They say it takes a town to raise a child. Or in this case, a graveyard.
After his family are murdered by a stranger named Jack, a toddler escapes to a graveyard where he is adopted by a pair of ghosts who name him Nobody. A vampire speaks up as Bod’s guardian, eventually sharing this responsibility with a werewolf. Bod befriends other ghost children and even a witch buried on unconsecrated ground near the graveyard. But the mysterious man who murdered his family still seeks him and intends to finish the task he set out to do the night Bod came to live in the graveyard. Bod and his friends must find out who this man is and why he is determined to kill Bod before it’s too late.

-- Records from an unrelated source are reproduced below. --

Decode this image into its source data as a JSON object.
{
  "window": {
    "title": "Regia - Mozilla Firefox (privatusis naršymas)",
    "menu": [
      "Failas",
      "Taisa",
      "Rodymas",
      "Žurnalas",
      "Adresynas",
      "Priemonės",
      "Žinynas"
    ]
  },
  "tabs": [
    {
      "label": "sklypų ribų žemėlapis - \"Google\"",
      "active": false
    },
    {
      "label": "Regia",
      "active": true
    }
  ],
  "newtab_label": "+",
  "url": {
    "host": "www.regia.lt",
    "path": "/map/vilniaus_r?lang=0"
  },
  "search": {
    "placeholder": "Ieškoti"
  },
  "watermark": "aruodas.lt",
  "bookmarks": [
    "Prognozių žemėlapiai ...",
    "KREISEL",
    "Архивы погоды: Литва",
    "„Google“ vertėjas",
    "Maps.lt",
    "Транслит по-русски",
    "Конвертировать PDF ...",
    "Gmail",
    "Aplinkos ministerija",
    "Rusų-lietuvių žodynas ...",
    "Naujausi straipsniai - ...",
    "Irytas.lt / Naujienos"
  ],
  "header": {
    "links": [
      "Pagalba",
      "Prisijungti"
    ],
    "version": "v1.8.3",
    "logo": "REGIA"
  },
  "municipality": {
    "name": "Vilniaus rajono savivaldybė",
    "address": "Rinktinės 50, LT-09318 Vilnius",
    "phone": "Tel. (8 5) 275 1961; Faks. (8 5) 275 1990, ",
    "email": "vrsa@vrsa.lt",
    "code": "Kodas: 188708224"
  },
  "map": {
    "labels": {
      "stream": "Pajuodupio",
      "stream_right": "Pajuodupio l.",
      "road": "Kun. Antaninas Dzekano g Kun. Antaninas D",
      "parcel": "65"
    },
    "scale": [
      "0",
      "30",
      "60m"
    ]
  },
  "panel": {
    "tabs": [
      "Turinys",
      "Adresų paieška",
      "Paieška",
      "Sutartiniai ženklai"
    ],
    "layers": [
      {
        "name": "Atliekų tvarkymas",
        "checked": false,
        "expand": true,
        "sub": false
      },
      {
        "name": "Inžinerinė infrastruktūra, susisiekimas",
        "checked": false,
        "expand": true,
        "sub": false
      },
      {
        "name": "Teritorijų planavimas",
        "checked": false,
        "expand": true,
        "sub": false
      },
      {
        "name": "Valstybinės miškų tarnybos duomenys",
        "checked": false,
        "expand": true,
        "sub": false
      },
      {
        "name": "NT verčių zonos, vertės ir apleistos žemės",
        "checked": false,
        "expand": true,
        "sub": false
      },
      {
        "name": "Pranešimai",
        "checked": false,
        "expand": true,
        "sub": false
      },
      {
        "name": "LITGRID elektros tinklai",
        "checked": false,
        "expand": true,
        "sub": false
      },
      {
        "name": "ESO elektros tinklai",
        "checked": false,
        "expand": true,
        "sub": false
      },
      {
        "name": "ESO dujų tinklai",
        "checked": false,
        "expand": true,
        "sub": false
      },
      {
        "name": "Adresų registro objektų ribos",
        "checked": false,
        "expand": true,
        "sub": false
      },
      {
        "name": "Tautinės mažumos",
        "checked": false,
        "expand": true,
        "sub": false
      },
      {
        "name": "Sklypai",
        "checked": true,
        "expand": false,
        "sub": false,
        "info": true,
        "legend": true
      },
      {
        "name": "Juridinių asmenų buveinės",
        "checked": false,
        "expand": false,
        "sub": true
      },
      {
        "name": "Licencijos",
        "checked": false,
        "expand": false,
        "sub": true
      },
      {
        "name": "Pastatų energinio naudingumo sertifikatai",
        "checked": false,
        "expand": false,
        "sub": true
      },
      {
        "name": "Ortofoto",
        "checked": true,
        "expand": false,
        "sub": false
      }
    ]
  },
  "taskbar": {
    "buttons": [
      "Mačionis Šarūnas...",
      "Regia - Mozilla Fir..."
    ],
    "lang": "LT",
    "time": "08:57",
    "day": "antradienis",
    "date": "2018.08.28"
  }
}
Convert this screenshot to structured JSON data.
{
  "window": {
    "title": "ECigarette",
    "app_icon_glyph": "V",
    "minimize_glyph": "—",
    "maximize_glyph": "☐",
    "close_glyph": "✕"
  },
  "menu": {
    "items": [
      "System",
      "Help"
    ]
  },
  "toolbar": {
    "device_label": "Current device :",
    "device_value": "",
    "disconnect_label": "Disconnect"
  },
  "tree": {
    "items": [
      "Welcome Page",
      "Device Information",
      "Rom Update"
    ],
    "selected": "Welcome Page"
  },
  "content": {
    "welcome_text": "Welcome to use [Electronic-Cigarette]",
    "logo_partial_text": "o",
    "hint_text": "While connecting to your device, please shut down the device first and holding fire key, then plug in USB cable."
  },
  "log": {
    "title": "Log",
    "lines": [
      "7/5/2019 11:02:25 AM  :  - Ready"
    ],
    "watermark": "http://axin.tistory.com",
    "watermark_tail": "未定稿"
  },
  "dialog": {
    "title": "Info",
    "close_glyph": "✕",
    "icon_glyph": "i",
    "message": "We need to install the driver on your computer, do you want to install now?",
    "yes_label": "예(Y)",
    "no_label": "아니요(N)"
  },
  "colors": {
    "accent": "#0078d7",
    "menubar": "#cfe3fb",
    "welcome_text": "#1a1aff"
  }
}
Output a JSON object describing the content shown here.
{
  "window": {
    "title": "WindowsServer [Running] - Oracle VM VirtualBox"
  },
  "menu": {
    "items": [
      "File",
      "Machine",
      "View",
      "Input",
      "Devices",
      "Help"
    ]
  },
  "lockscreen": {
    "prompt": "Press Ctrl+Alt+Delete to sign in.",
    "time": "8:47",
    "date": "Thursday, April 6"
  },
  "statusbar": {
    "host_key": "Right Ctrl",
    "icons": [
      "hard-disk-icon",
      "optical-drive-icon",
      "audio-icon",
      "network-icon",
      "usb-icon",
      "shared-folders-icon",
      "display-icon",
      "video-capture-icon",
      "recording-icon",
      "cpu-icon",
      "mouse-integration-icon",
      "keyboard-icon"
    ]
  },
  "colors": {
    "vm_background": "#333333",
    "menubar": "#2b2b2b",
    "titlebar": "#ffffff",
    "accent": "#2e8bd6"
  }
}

Neil Gaiman recently received the Newberry medal for The Graveyard Book and has also been nominated for the Hugo award. The characters are well-crafted, memorable and endearing, but the story is very dark. I found it so easy to care for Bod and root for him throughout the story. It’s a pretty quick read with illustrations throughout. Sensitive readers might find the dark elements to be too intense. See below for other content information.
Ghosts, ghouls, a vampire, werewolf, and a witch are included in the story’s cast of characters and save Bod from harm. Bod literally lives among the crypts and tombs of the graveyard and spends most of his life among the dead (and undead?).
The story opens after a man has murdered Bod’s parents and sibling. While the murders themselves are not graphically described, the killer is cold, complacent about their deaths, even the death of the other child. He intends to kill Bod as well, though he is only six months old at the time. While not graphic, the nature of those intentions seemed harsh to me.